577députés 17ᵉ législature

amendement n° 2195 commission Rejeté

Amendement n° 2195 — APRÈS L'ARTICLE 5, insérer l'article suivant:

Auteur : Nicolas Turquois — Les Démocrates (Vienne · 4ᵉ)
Texte visé : Projet de loi d’urgence pour la protection et la souveraineté agricoles
Article : APRÈS L'ARTICLE 5, insérer l'article suivant:
Date de dépôt : 2026-05-15
Date de sort : 2026-05-21
Discussion en séance : RUANR5L17S2026IDS30606 (un scrutin public peut ne pas avoir été tenu sur cet amendement)

Dispositif

Le dernier alinéa du II de l’article L. 212‑4 du code de l’environnement est ainsi rédigé :

« Le nombre total des sièges est réparti à parts égales entre les représentants des catégories mentionnées aux 1°, 2° et 3° du présent II. Un décret en Conseil d’État met en cohérence les dispositions réglementaires du code de l’environnement. »

Exposé sommaire

Le dernier alinéa du II de l’article L. 212‑4 du code de l’environnement fixe la composition de la commission locale de l’eau (CLE), instance délibérante chargée d’élaborer, de réviser et de suivre l’application du schéma d’aménagement et de gestion des eaux (SAGE). Dans sa rédaction actuelle, cet alinéa prévoit que les collectivités territoriales détiennent au moins la moitié des sièges et les usagers au moins le quart. La proportion de représentants de l’État est fixée par voie réglementaire à au plus le quart. 

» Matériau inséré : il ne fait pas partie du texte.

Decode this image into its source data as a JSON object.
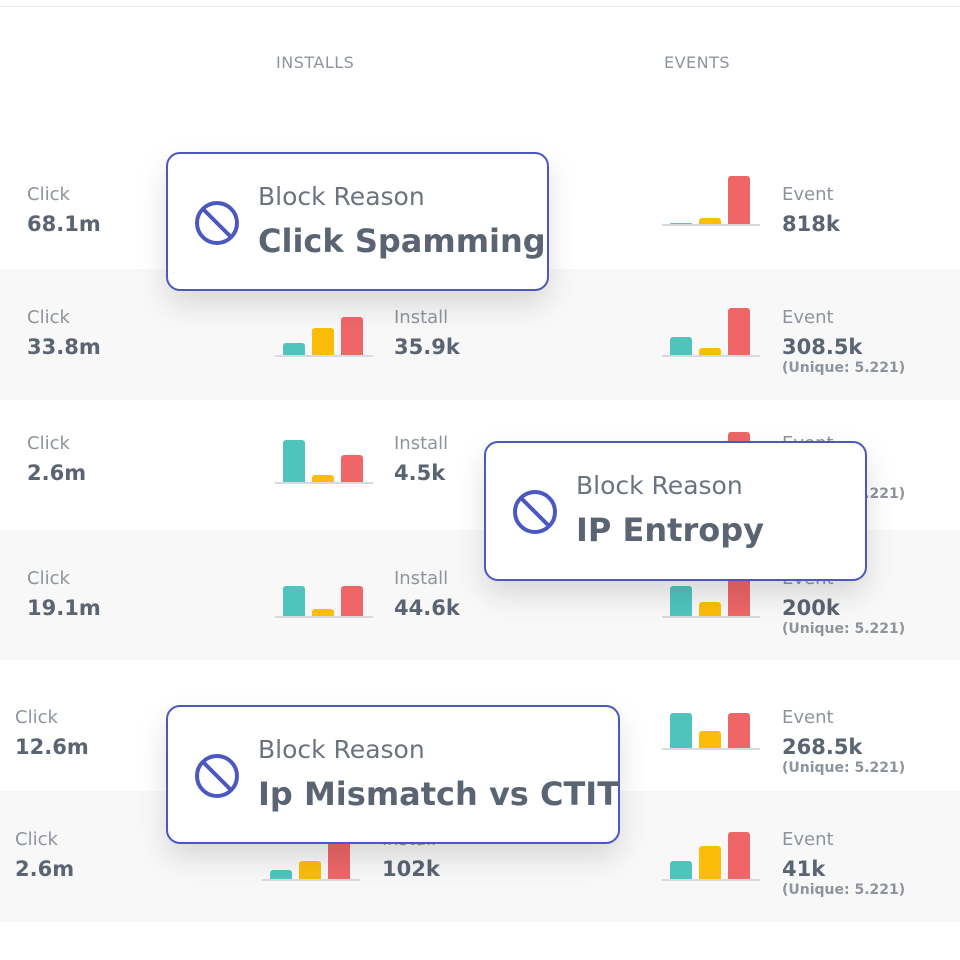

Ce déséquilibre est particulièrement problématique dans le contexte de la gestion quantitative de l’eau. Les SAGE fixent les règles d’usage de la ressource, les volumes prélevables et les conditions d’exploitation des ouvrages de stockage. Or ce sont des décisions qui engagent directement la question des usages de l’eau au sein des territoires concernés, et notamment la capacité de production agricole. Ces décisions sont particulièrement importantes et scrutées, et le seront plus encore dans un contexte de dérèglement climatique.

Le présent amendement porté par le groupe Les Démocrates modifie ainsi le dernier alinéa du II de l’article L. 212‑4, afin de porter chacun des trois collèges à un tiers des membres de la CLE. Ce rééquilibrage :

Préserve la représentation des collectivités territoriales, qui peuvent continuer d’assurer la présidence de la CLE, mais met fin à leur surreprésentation structurelle : ce collège passe de la moitié à un tiers des sièges ;

Renforce la voix des représentants des usagers, des propriétaires fonciers, des organisations professionnelles et des associations concernées : ce collège passe de au moins un quart à un tiers des sièges. Les agriculteurs peuvent être représentés au sein de ce deuxième collège, aux côtés des autres acteurs concernés. La composition de ce collège n’est en rien modifiée, mais sa représentation est accrue ;

Renforcer la voix des représentants de l’État et de ses établissements publics intéressés (3ème collège) : ce collège passe d’au plus un quart à un tiers des sièges.

L’État, garant de l’intérêt général, est en effet le mieux placé pour définir les orientations stratégiques de la politique de l’eau : il est garant de la cohérence entre les SAGE et le SDAGE, de la compatibilité des décisions locales avec les engagements environnementaux de la France. 

Ce rééquilibrage de la représentation au sein de la CLE doit permettre à l’État d’exercer sa responsabilité stratégique. Il ne s’oppose en rien aux enjeux de décentralisation, mais permet d’assurer une présence de l’État adéquate étant donnée l’importance stratégique des enjeux de l’eau, de l’attention majeure portée par l’ensemble des acteurs de la société à ces questions, et de la nécessité de garantir la primauté de l’intérêt général. La représentation des usagers, propriétaires fonciers, organisations professionnelles et associations est également accrue.

La mise en cohérence des articles réglementaires R. 212‑29 à R. 212‑34 du code de l’environnement, qui précisent les modalités de composition et de désignation des membres de la CLE, est renvoyée à un décret en Conseil d’État devant intervenir dans un délai de six mois suivant la promulgation de la présente loi.